🤖 AI Summary
Large language models (LLMs) lack human-like hierarchical reasoning capabilities, particularly in simultaneously capturing semantic abstractions at multiple granularities. Method: We propose Hierarchical Decoding—a novel paradigm for decoder-only pretrained models—where the language head is replicated and independently fine-tuned atop multiple intermediate transformer layers, enabling concurrent, multi-granularity semantic decoding. This unifies classification and generation within a single architecture, supporting hierarchical text classification, classification-guided generation, and hierarchical text generation. Contribution/Results: Our approach breaks the conventional single-output-layer constraint by endowing intermediate layers with trainable, interpretable semantic output heads for the first time. It further introduces a classification-guided generation mechanism to enforce inter-layer consistency. Evaluated across diverse benchmarks—including hierarchical classification, controlled generation, and reasoning tasks—our method achieves state-of-the-art performance, demonstrating that hierarchical decoding significantly enhances LLMs’ cognitive modeling capacity.
📝 Abstract
Decoder-only language models, such as GPT and LLaMA, generally decode on the last layer.

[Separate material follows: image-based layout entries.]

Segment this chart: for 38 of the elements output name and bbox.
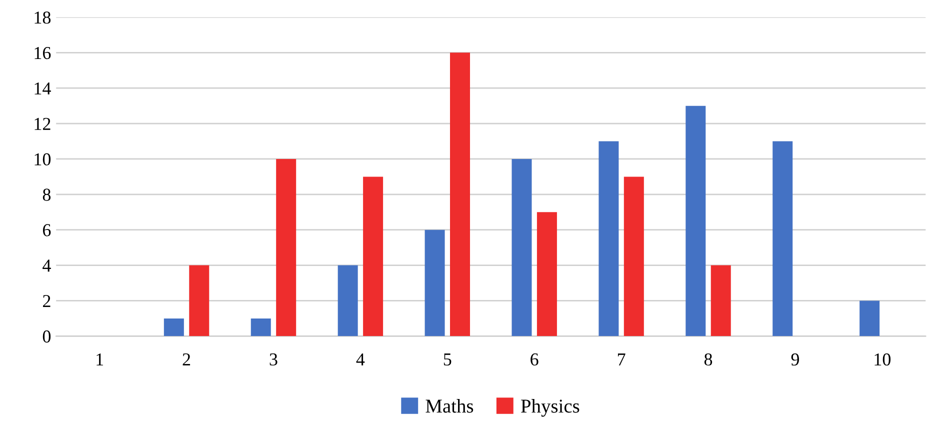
y-tick-label: 8	[42, 188, 51, 201]
bar	[424, 230, 445, 336]
y-tick-label: 10	[34, 153, 51, 166]
bar	[772, 141, 793, 336]
bar	[512, 158, 532, 336]
bar	[363, 176, 384, 336]
bar	[710, 265, 731, 336]
bar	[450, 52, 470, 336]
bar	[276, 158, 296, 336]
x-tick-label: 3	[270, 353, 278, 366]
x-tick-label: 6	[530, 353, 538, 366]
x-tick-label: 1	[96, 353, 104, 366]
bar	[598, 141, 619, 336]
y-tick-label: 4	[42, 260, 51, 272]
legend-label: Physics	[521, 399, 580, 417]
y-tick-label: 2	[43, 295, 50, 308]
bar	[189, 265, 210, 336]
x-tick-label: 5	[444, 354, 452, 366]
x-tick-label: 9	[791, 353, 799, 366]
bar	[624, 176, 644, 336]
x-tick-label: 4	[356, 353, 365, 366]
bar	[686, 106, 706, 336]
x-tick-label: 7	[618, 354, 626, 366]
y-tick-label: 12	[34, 118, 50, 130]
y-tick-label: 14	[34, 82, 51, 94]
y-tick-label: 16	[34, 46, 51, 60]
y-tick-label: 0	[42, 330, 51, 343]
y-tick-label: 18	[34, 11, 51, 24]
x-tick-label: 10	[874, 353, 891, 366]
bar	[338, 265, 358, 336]
x-tick-label: 8	[704, 353, 712, 366]
x-tick-label: 2	[182, 353, 190, 366]
legend-label: Maths	[426, 399, 474, 413]
bar	[536, 212, 557, 336]
y-tick-label: 6	[42, 224, 51, 236]
bar	[860, 300, 880, 336]
bar	[164, 318, 184, 336]
bar	[250, 318, 271, 336]
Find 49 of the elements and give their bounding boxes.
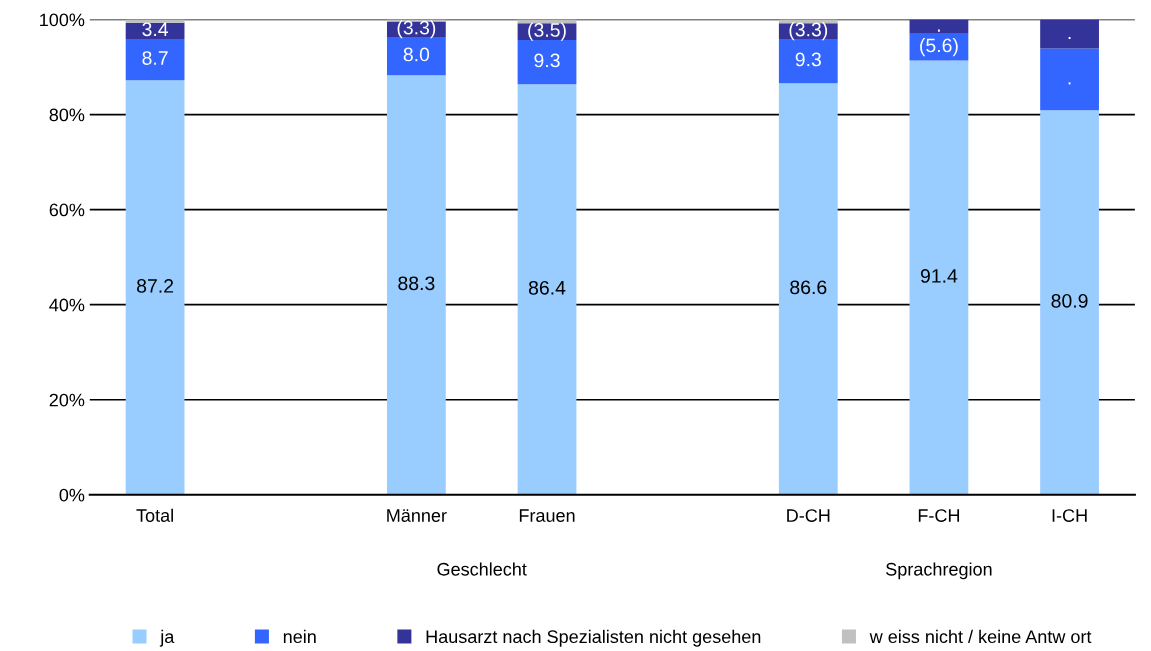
legend-label: Hausarzt nach Spezialisten nicht gesehen (426, 629, 761, 647)
y-tick-label: 0% (59, 488, 85, 502)
text: Geschlecht (437, 562, 527, 576)
data-label: (3.5) (528, 22, 566, 41)
bar (778, 83, 838, 495)
x-tick-label: Frauen (519, 509, 575, 522)
bar (909, 60, 969, 495)
y-tick-label: 40% (49, 298, 85, 312)
x-tick-label: Total (136, 508, 173, 522)
bar (386, 37, 446, 76)
bar (517, 84, 577, 495)
data-label: 88.3 (398, 276, 435, 291)
bar (909, 19, 969, 34)
legend-label: nein (283, 629, 316, 644)
bar (1040, 19, 1099, 49)
data-label: 87.2 (137, 279, 174, 293)
legend-label: ja (159, 629, 175, 647)
data-label: (5.6) (920, 38, 958, 57)
y-tick-label: 100% (40, 13, 85, 27)
data-label: (3.3) (397, 20, 436, 39)
x-tick-label: I-CH (1052, 509, 1087, 522)
bar (386, 75, 446, 495)
data-label: . (1068, 82, 1071, 85)
y-tick-label: 80% (49, 108, 85, 122)
x-tick-label: Männer (387, 509, 447, 522)
bar (1040, 110, 1099, 495)
y-tick-label: 60% (49, 203, 85, 217)
y-tick-label: 20% (49, 393, 85, 407)
bar (1040, 48, 1099, 111)
data-label: . (938, 29, 940, 32)
text: Sprachregion (886, 562, 992, 580)
legend-label: w eiss nicht / keine Antw ort (869, 629, 1092, 644)
data-label: 3.4 (142, 22, 169, 37)
bar (125, 39, 185, 81)
data-label: 9.3 (795, 52, 821, 67)
bar (517, 39, 577, 85)
data-label: 80.9 (1051, 293, 1088, 308)
data-label: 86.6 (790, 280, 827, 295)
data-label: 86.4 (528, 280, 566, 295)
data-label: . (1068, 36, 1071, 40)
x-tick-label: F-CH (918, 509, 960, 522)
x-tick-label: D-CH (787, 509, 830, 522)
data-label: 9.3 (534, 53, 560, 68)
bar (778, 39, 838, 84)
data-label: (3.3) (789, 22, 828, 41)
data-label: 8.7 (142, 51, 168, 65)
data-label: 8.0 (403, 47, 430, 62)
bar (125, 80, 185, 495)
data-label: 91.4 (920, 269, 958, 283)
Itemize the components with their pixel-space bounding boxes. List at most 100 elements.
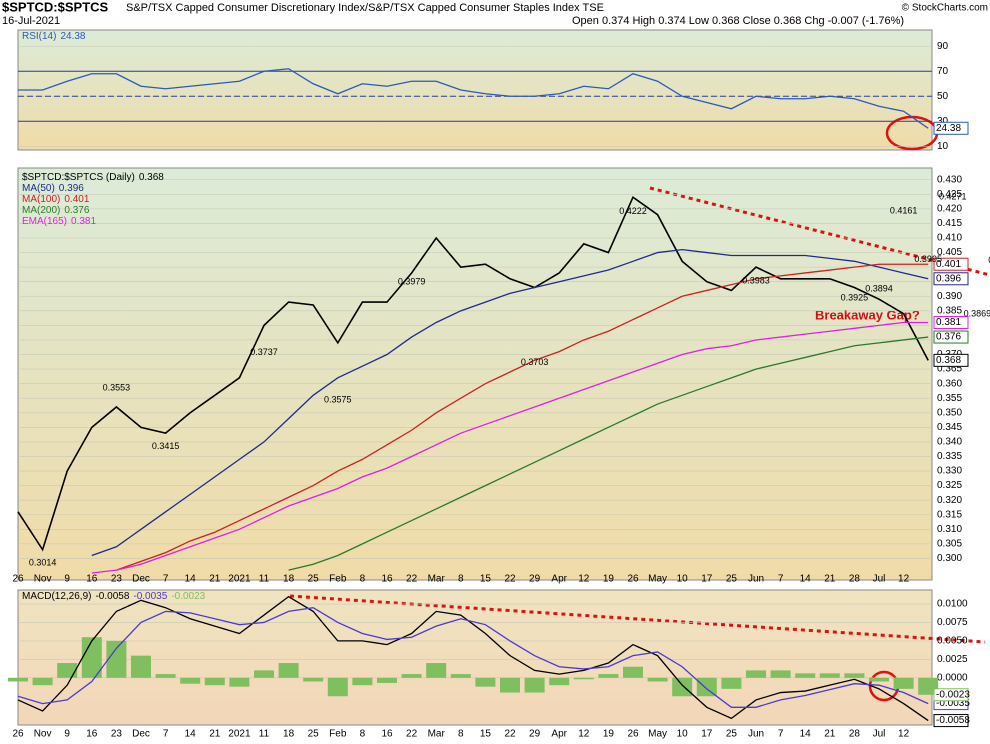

Motivated by human's hierarchical thinking capability, we propose that a hierarchical decoder architecture could be built with different layers decoding texts simultaneously. Due to limited time and computationally resources, we choose to adapt a pretrained language model into this form of hierarchical decoder. Language heads of the last layer are copied to different selected intermediate layers, and fine-tuned with different task inputs. By thorough experiments, we validate that these selective intermediate layers could be adapted to speak meaningful and reasonable contents, and this paradigm of hierarchical decoder can obtain state-of-the-art performances on multiple tasks such as hierarchical text classification, classification-guided generation, and hierarchical text generation. This study suggests the possibility of a generalized hierarchical reasoner, pretraining from scratch.